Jacques Derrida rarely addresses directly the question of the death of the author. One would expect that, with his attack on binary opposites, his claims of intertextuality and networks of texts, the author would not be seen as dead but merely yet another node in this linked docuverse. However, in one passage directly proceeding his noting of Novalis' concept of "The Book", he slips in, seemingly unexplained, a comment on the fate of the author:

"Literature" also indicates--practically--the beyond of everything: the "operation" is the inscription that transforms the whole into a part requiring completion or supplementation. This type of supplementarity opens the "literary game" in which, along with "literature," the figure of the author finally disappears. (56)
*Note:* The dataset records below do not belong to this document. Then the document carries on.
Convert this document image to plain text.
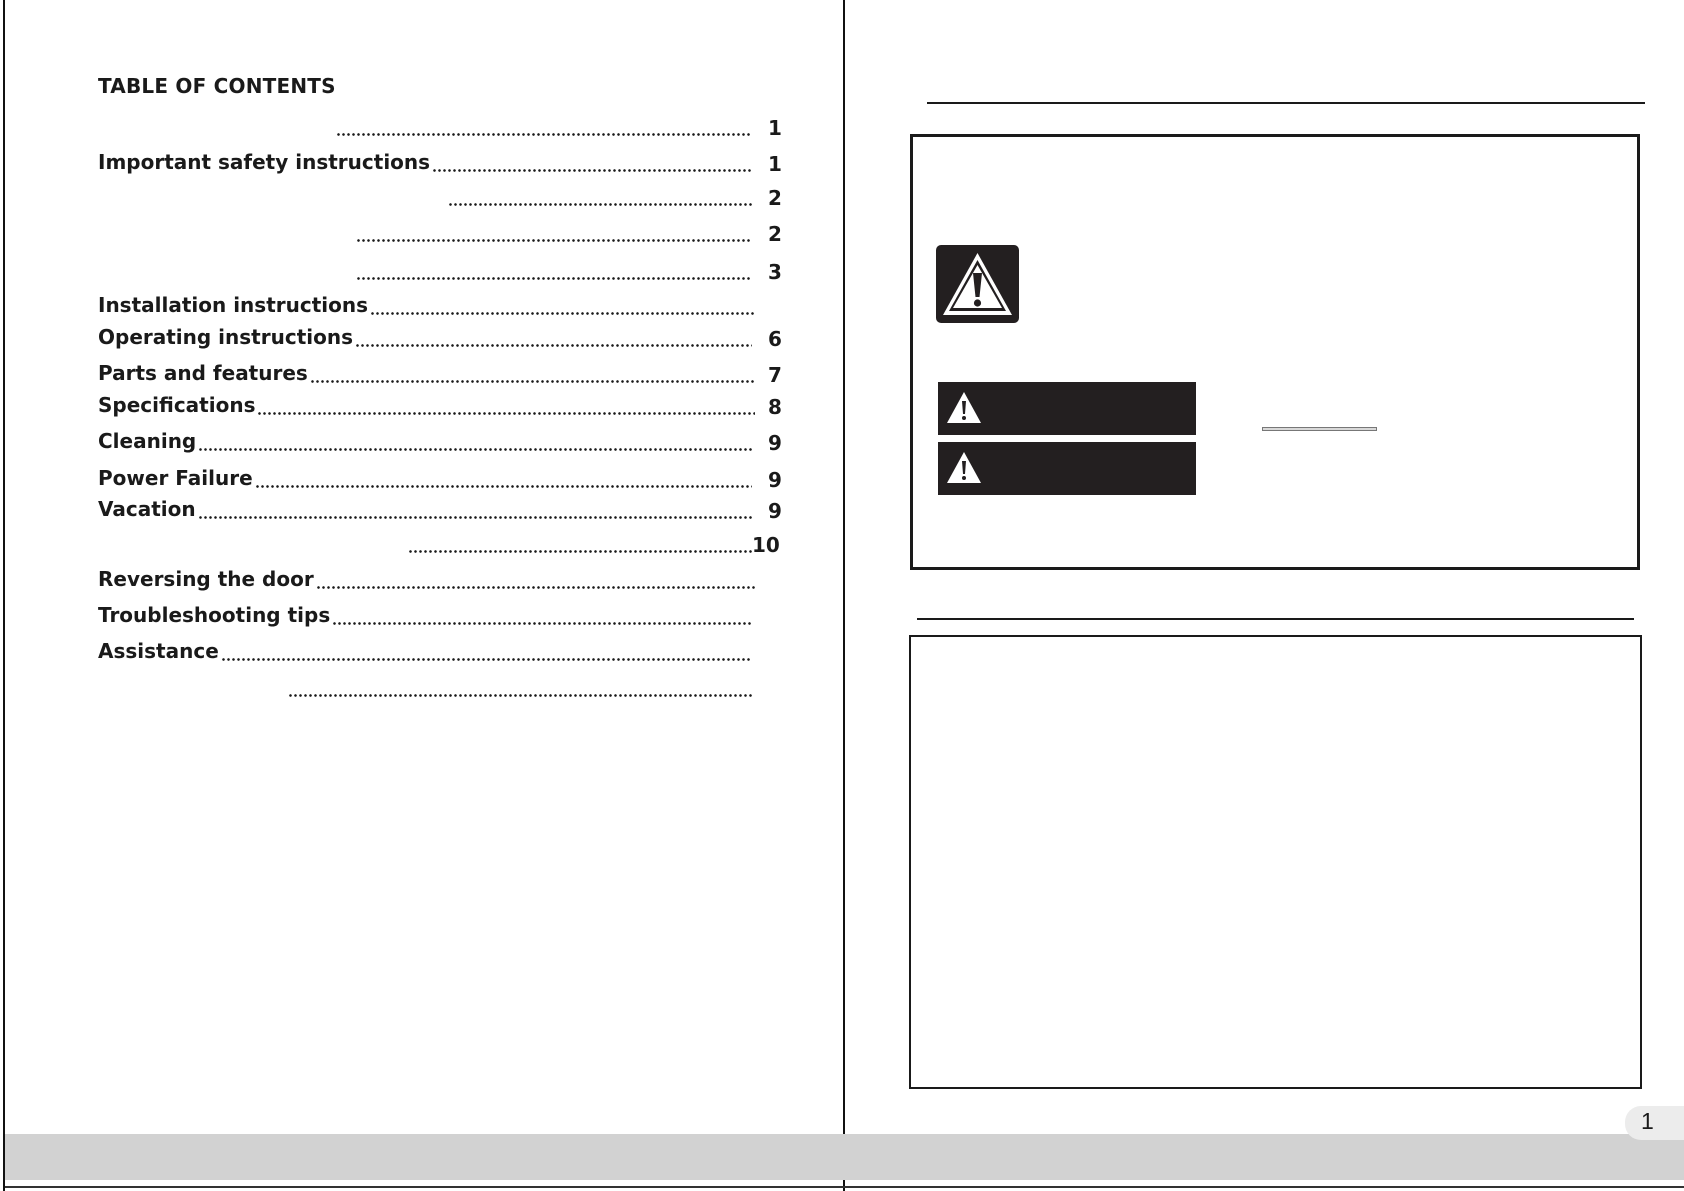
TABLE OF CONTENTS
1
Important safety instructions	1
2
2
3
Installation instructions
Operating instructions	6
Parts and features	7
Specifications	8
Cleaning	9
Power Failure	9
Vacation	9
10
Reversing the door
Troubleshooting tips
Assistance
1
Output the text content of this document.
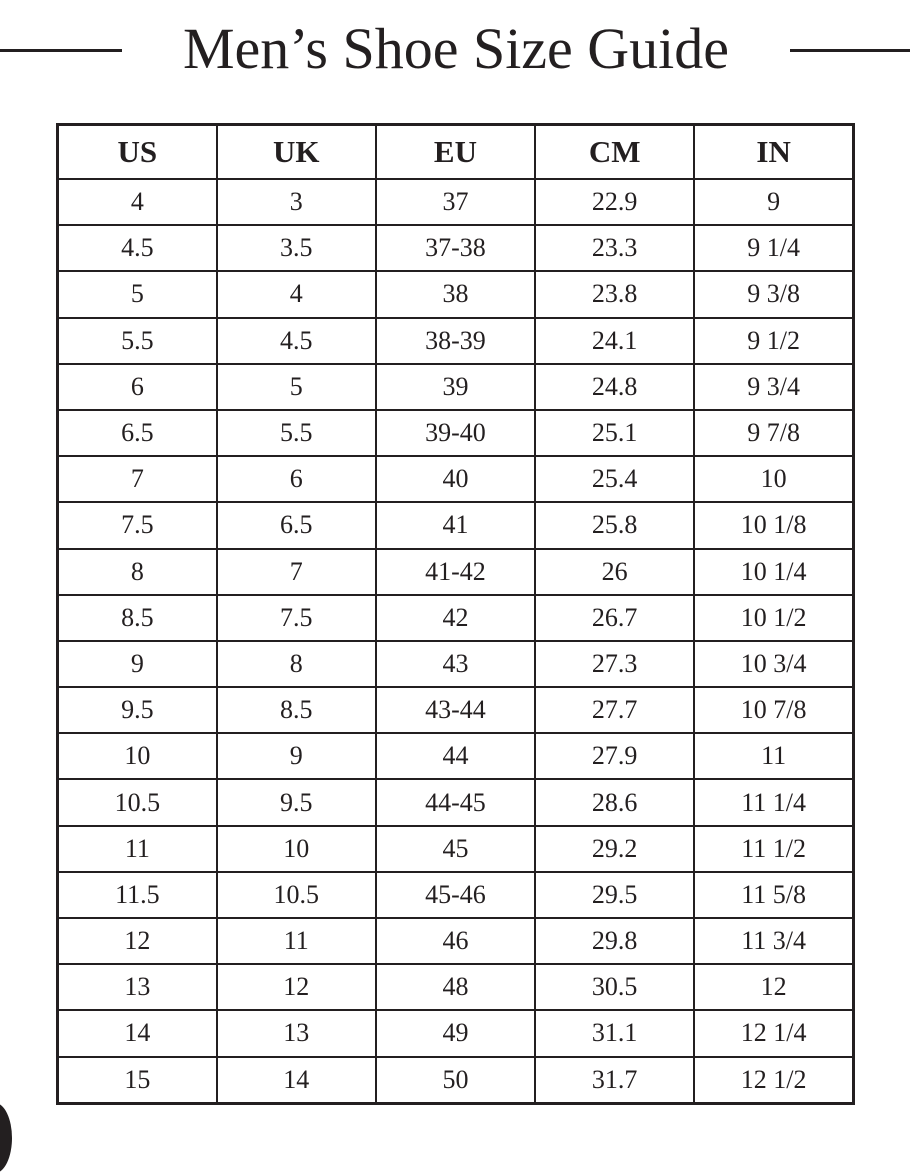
Men’s Shoe Size Guide
US	UK	EU	CM	IN
4	3	37	22.9	9
4.5	3.5	37-38	23.3	9 1/4
5	4	38	23.8	9 3/8
5.5	4.5	38-39	24.1	9 1/2
6	5	39	24.8	9 3/4
6.5	5.5	39-40	25.1	9 7/8
7	6	40	25.4	10
7.5	6.5	41	25.8	10 1/8
8	7	41-42	26	10 1/4
8.5	7.5	42	26.7	10 1/2
9	8	43	27.3	10 3/4
9.5	8.5	43-44	27.7	10 7/8
10	9	44	27.9	11
10.5	9.5	44-45	28.6	11 1/4
11	10	45	29.2	11 1/2
11.5	10.5	45-46	29.5	11 5/8
12	11	46	29.8	11 3/4
13	12	48	30.5	12
14	13	49	31.1	12 1/4
15	14	50	31.7	12 1/2
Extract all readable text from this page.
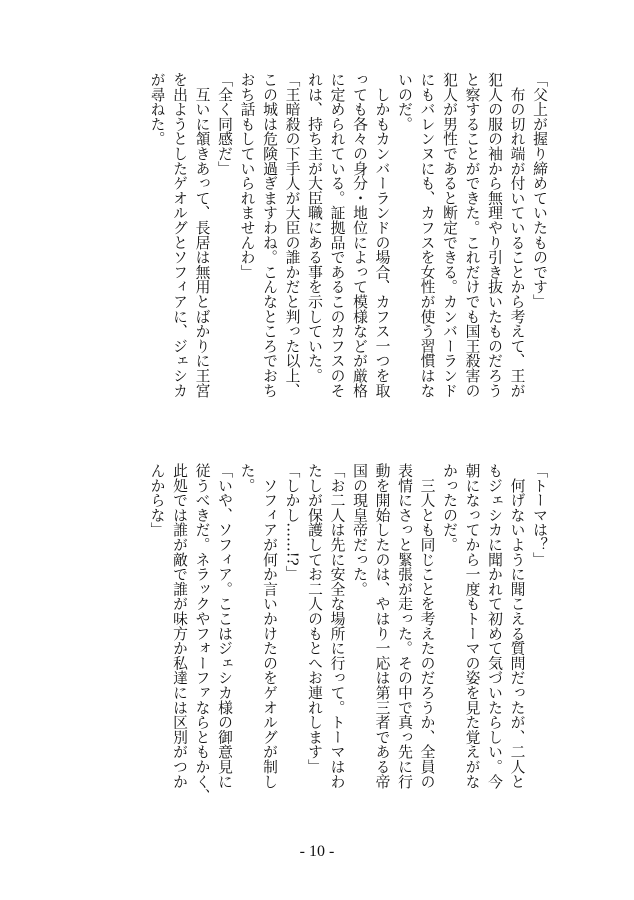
「父上が握り締めていたものです」
　布の切れ端が付いていることから考えて、王が
犯人の服の袖から無理やり引き抜いたものだろう
と察することができた。これだけでも国王殺害の
犯人が男性であると断定できる。カンバーランド
にもバレンヌにも、カフスを女性が使う習慣はな
いのだ。
　しかもカンバーランドの場合、カフス一つを取
っても各々の身分・地位によって模様などが厳格
に定められている。証拠品であるこのカフスのそ
れは、持ち主が大臣職にある事を示していた。
「王暗殺の下手人が大臣の誰かだと判った以上、
この城は危険過ぎますわね。こんなところでおち
おち話もしていられませんわ」
「全く同感だ」
　互いに頷きあって、長居は無用とばかりに王宮
を出ようとしたゲオルグとソフィアに、ジェシカ
が尋ねた。
「トーマは？」
　何げないように聞こえる質問だったが、二人と
もジェシカに聞かれて初めて気づいたらしい。今
朝になってから一度もトーマの姿を見た覚えがな
かったのだ。
　三人とも同じことを考えたのだろうか、全員の
表情にさっと緊張が走った。その中で真っ先に行
動を開始したのは、やはり一応は第三者である帝
国の現皇帝だった。
「お二人は先に安全な場所に行って。トーマはわ
たしが保護してお二人のもとへお連れします」
「しかし……!?」
　ソフィアが何か言いかけたのをゲオルグが制し
た。
「いや、ソフィア。ここはジェシカ様の御意見に
従うべきだ。ネラックやフォーファならともかく、
此処では誰が敵で誰が味方か私達には区別がつか
んからな」
- 10 -
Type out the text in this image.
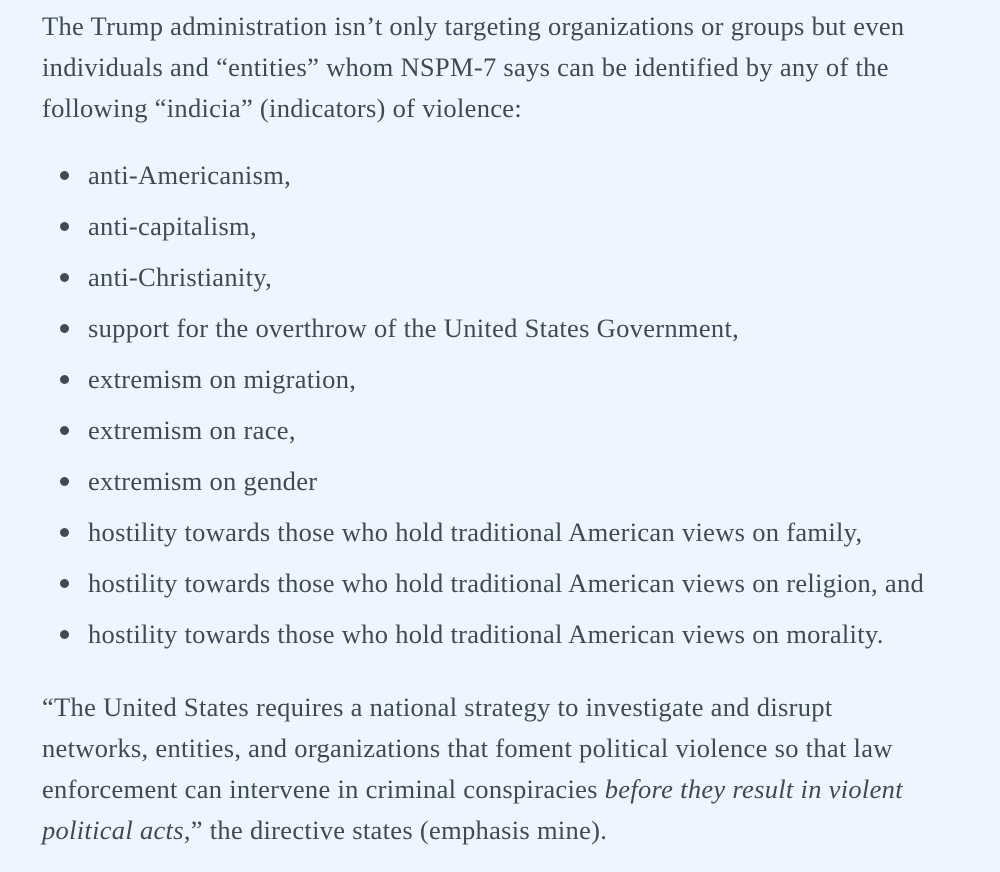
The Trump administration isn’t only targeting organizations or groups but even individuals and “entities” whom NSPM-7 says can be identified by any of the following “indicia” (indicators) of violence:

anti-Americanism,
anti-capitalism,
anti-Christianity,
support for the overthrow of the United States Government,
extremism on migration,
extremism on race,
extremism on gender
hostility towards those who hold traditional American views on family,
hostility towards those who hold traditional American views on religion, and
hostility towards those who hold traditional American views on morality.

“The United States requires a national strategy to investigate and disrupt networks, entities, and organizations that foment political violence so that law enforcement can intervene in criminal conspiracies before they result in violent political acts,” the directive states (emphasis mine).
Curiously enough, Derrida really doesn't seem to turn to this issue again--perhaps considering it already well-covered by Barthes and Foucault--though he doesn't necessarily agree with all of their other claims. But even within this statement, a possible contradiction emerges. Given that "operation" involves "inscription", who does the inscribing? It seems that Derrida would have benefitted with some mention of the scribe, the winemaker who distills a bit of his wine for each bottle he sells--who breaks up the larger Whole into "cuts", the "coupe". For although a larger source exists, must it obliterate the identity of all who tap into it or are a part of it? May none of us as humans then have an identity?